I read this
for the 2014 War Challenge with a
Twist at the reading challenge blog War Through the Generations
The Occupation: War
and Resistance in Iraq – Patrick Cockburn
This account of the Bush administration’s failure in the
occupation of Iraq makes for compelling reading though the effect on the
reader’s blood pressure can hardly be wholesome.

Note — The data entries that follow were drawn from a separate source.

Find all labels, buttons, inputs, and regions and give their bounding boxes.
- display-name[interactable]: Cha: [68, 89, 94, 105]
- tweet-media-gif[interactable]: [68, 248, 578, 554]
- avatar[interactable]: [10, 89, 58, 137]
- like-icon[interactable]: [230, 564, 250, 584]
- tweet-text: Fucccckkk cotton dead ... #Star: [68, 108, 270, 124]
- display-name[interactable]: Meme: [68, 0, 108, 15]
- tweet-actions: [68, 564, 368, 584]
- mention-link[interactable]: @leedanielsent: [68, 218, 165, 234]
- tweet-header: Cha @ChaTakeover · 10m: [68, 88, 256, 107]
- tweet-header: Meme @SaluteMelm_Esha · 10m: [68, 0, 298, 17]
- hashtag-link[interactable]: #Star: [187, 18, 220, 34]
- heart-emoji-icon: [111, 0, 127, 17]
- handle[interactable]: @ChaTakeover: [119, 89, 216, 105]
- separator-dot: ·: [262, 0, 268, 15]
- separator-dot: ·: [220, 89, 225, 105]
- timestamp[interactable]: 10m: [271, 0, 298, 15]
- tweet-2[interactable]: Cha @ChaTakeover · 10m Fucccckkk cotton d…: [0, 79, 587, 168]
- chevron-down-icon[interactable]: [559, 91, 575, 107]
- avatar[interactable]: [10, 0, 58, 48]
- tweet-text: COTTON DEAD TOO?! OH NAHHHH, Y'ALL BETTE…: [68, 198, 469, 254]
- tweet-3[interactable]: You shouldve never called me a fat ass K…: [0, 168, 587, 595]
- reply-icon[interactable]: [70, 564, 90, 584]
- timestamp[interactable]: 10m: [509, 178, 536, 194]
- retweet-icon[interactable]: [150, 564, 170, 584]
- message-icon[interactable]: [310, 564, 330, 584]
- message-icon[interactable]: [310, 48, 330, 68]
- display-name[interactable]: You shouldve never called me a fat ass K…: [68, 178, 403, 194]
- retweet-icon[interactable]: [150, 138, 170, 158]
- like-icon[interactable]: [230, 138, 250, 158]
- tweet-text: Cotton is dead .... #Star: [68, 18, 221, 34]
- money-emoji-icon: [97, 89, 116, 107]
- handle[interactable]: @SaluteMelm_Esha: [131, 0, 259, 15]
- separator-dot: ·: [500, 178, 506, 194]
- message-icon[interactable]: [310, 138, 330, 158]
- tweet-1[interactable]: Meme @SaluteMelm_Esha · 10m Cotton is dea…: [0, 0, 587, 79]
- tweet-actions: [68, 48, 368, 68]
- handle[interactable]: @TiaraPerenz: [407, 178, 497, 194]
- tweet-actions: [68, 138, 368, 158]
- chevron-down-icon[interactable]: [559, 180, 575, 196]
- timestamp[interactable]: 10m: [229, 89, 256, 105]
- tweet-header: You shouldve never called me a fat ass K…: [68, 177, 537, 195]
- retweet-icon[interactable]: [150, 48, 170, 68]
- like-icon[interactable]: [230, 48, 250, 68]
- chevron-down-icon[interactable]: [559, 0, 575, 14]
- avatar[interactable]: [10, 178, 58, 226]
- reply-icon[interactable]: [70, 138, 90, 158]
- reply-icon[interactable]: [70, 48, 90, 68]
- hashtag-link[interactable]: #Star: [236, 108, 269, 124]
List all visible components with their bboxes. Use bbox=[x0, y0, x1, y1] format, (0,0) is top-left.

An old hand reporting on Central Asia and the Middle East
and deeply suspicious of the powers that be, Cockburn (said coe-burn) gets
behind the headlines to describe US ignorance and ham-handedness; the
weak, divided and silly Iraqi exiles and defectors; and the escalating
viciousness and violence of Baathist dead enders, Shia militias, and Sunni
insurgents. He describes how Iraqi society was destroyed by the Iran-Iraq war
but above all by sanctions imposed after the Kuwait disaster. Because of the economic blockade, millions of Iraqis
were impoverished, having lost jobs or never been employed. So there was revolutionary rage with which
they looted and destroyed government buildings
and museums.
What can one think about an occupation run by hacks and main-chancers
whose main qualification was hefty contributions to the Republican Party when
they turn in results like this:
There was something dysfunctional
about the occupation from the beginning. It could not carry out important
projects even when its own most crucial interests were involved. A friend of
mine called Ali, long in exile but a specialist in broadcasting, was hired to
help create a pro-American satellite television station. This was very
important for the CPA, which complained continually that the al-Jezeera
satellite channel was biased against it. Ali rapidly found that his task was
made more difficult because the well-connected American company which had won
the contract to establish the television station had never done so before.

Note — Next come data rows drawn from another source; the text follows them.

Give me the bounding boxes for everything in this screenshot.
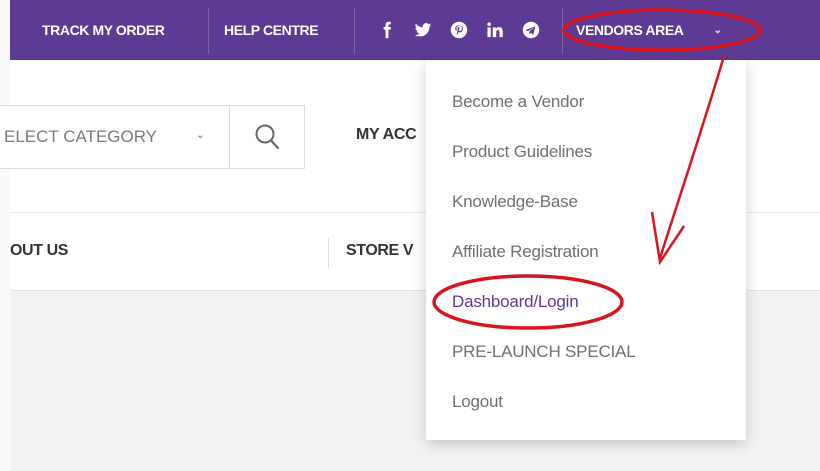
menu-item-dashboard-login[interactable]: Dashboard/Login — [426, 282, 746, 332]
vendors-dropdown-menu: Become a Vendor Product Guidelines Knowl… — [426, 60, 746, 440]
vendors-area-menu[interactable]: VENDORS AREA ⌄ — [576, 0, 722, 60]
search-icon — [255, 124, 280, 150]
menu-item-affiliate-registration[interactable]: Affiliate Registration — [426, 232, 746, 282]
telegram-icon[interactable] — [520, 19, 542, 41]
facebook-icon[interactable] — [376, 19, 398, 41]
top-bar-divider — [208, 8, 209, 54]
my-account-link[interactable]: MY ACC — [356, 126, 417, 144]
search-button[interactable] — [229, 105, 305, 169]
vendors-area-label: VENDORS AREA — [576, 22, 684, 38]
twitter-icon[interactable] — [412, 19, 434, 41]
menu-item-product-guidelines[interactable]: Product Guidelines — [426, 132, 746, 182]
chevron-down-icon: ⌄ — [713, 24, 722, 36]
left-edge — [0, 0, 10, 471]
top-bar-divider — [562, 8, 563, 54]
menu-item-pre-launch-special[interactable]: PRE-LAUNCH SPECIAL — [426, 332, 746, 382]
nav-about-us[interactable]: OUT US — [10, 242, 68, 260]
nav-store-vendors[interactable]: STORE V — [346, 242, 414, 260]
top-bar-divider — [354, 8, 355, 54]
linkedin-icon[interactable] — [484, 19, 506, 41]
menu-item-become-vendor[interactable]: Become a Vendor — [426, 82, 746, 132]
category-select-label: ELECT CATEGORY — [4, 127, 158, 146]
help-centre-link[interactable]: HELP CENTRE — [224, 0, 319, 60]
category-select[interactable]: ELECT CATEGORY ⌄ — [0, 105, 230, 169]
menu-item-knowledge-base[interactable]: Knowledge-Base — [426, 182, 746, 232]
chevron-down-icon: ⌄ — [195, 129, 205, 141]
menu-item-logout[interactable]: Logout — [426, 382, 746, 432]
nav-separator — [328, 238, 329, 268]
pinterest-icon[interactable] — [448, 19, 470, 41]
social-links — [376, 0, 556, 60]
track-my-order-link[interactable]: TRACK MY ORDER — [42, 0, 165, 60]
top-bar: TRACK MY ORDER HELP CENTRE VENDORS AREA … — [10, 0, 820, 60]
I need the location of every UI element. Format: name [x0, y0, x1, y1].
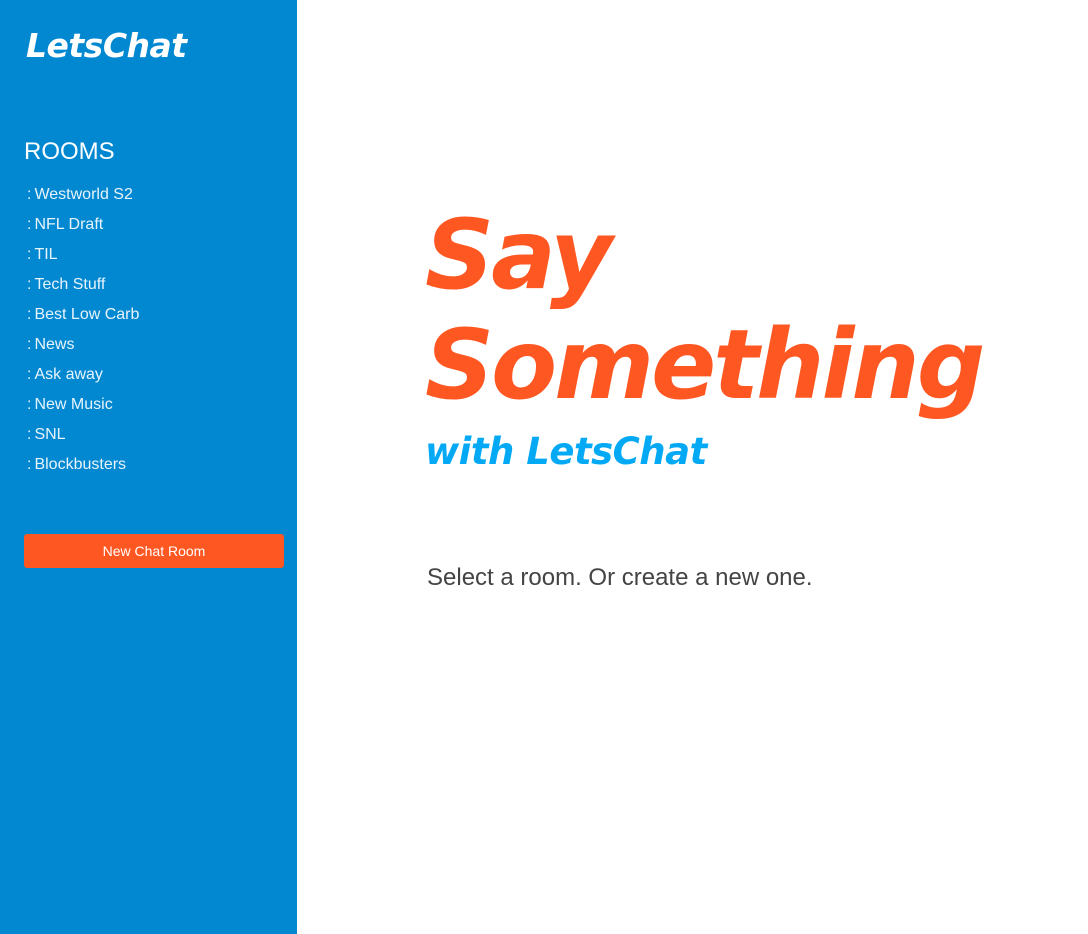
app-root: LetsChat ROOMS : Westworld S2 : NFL Draft … [0, 0, 1088, 934]
rooms-heading: ROOMS [24, 138, 115, 165]
room-item-snl[interactable]: : SNL [27, 420, 139, 450]
room-label: News [34, 336, 75, 353]
hero: Say Something with LetsChat [425, 199, 985, 474]
room-label: Ask away [34, 366, 103, 383]
room-label: SNL [34, 426, 66, 443]
room-item-westworld-s2[interactable]: : Westworld S2 [27, 180, 139, 210]
new-chat-room-button[interactable]: New Chat Room [24, 534, 284, 568]
room-prefix: : [27, 276, 32, 293]
room-item-ask-away[interactable]: : Ask away [27, 360, 139, 390]
hero-title-line-2: Something [425, 309, 985, 421]
room-item-best-low-carb[interactable]: : Best Low Carb [27, 300, 139, 330]
room-prefix: : [27, 216, 32, 233]
room-prefix: : [27, 396, 32, 413]
room-item-nfl-draft[interactable]: : NFL Draft [27, 210, 139, 240]
room-label: NFL Draft [34, 216, 104, 233]
room-item-blockbusters[interactable]: : Blockbusters [27, 450, 139, 480]
room-prefix: : [27, 426, 32, 443]
room-label: New Music [34, 396, 113, 413]
room-prefix: : [27, 456, 32, 473]
hero-title-line-1: Say [425, 199, 613, 311]
room-label: Blockbusters [34, 456, 127, 473]
hero-hint: Select a room. Or create a new one. [427, 564, 813, 591]
room-prefix: : [27, 186, 32, 203]
brand-logo[interactable]: LetsChat [26, 24, 187, 68]
room-item-til[interactable]: : TIL [27, 240, 139, 270]
room-label: Westworld S2 [34, 186, 133, 203]
room-list: : Westworld S2 : NFL Draft : TIL : Tech Stuf… [27, 180, 139, 480]
room-prefix: : [27, 246, 32, 263]
room-prefix: : [27, 306, 32, 323]
room-label: Tech Stuff [34, 276, 106, 293]
room-label: Best Low Carb [34, 306, 140, 323]
main-panel: Say Something with LetsChat Select a roo… [297, 0, 1088, 934]
hero-subtitle: with LetsChat [425, 430, 707, 473]
room-label: TIL [34, 246, 58, 263]
room-item-tech-stuff[interactable]: : Tech Stuff [27, 270, 139, 300]
room-item-news[interactable]: : News [27, 330, 139, 360]
room-prefix: : [27, 366, 32, 383]
hero-title: Say Something [425, 199, 985, 421]
sidebar: LetsChat ROOMS : Westworld S2 : NFL Draft … [0, 0, 297, 934]
room-prefix: : [27, 336, 32, 353]
room-item-new-music[interactable]: : New Music [27, 390, 139, 420]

Experienced Iraqis who had previously worked in television in Baghdad could not
be hired because they had been in the top ranks of the Baath party. 'The only
person I was allowed to hire from the old Iraqi television was the man who
looked after the parking lot,' lamented Ali. Desperately though the CPA needed
the channel it was months before it got off the ground. (Though Bremer may also
have been lucky; one Iraqi friend said, 'If more Iraqis had been able to hear
his broadcasts about dissolving the army and purging the Baath party there
would have been a revolution.')
True believers in the US will find little good American
will, little stoic American effort, little American can-do in this sorry tale
of venal, bungling, and dishonorable GOP frauds on the make and White
House hacks and civilian Pentagon careerists spewing nonsense to make political
hay on the home front.
This book is a mixture of reportage, travelogue, and
telling stories like the one quoted above.
Like a lot of journalists, he likes the big
generalization, doesn’t cite sources too often, never tells his proficiency in
Arabic, and knows not much about sociology, economics or anthropology.
For all that, this is worth reading by any serious student
of what writer James Fallows calls the biggest strategic blunder "since at
least the end of World War II and perhaps a much longer period. ... Invading
Iraq was an unforced, unnecessary decision to risk everything on a ‘war of
choice’ whose costs we are still paying."
not citing sources on a regular basis would drive me crazy!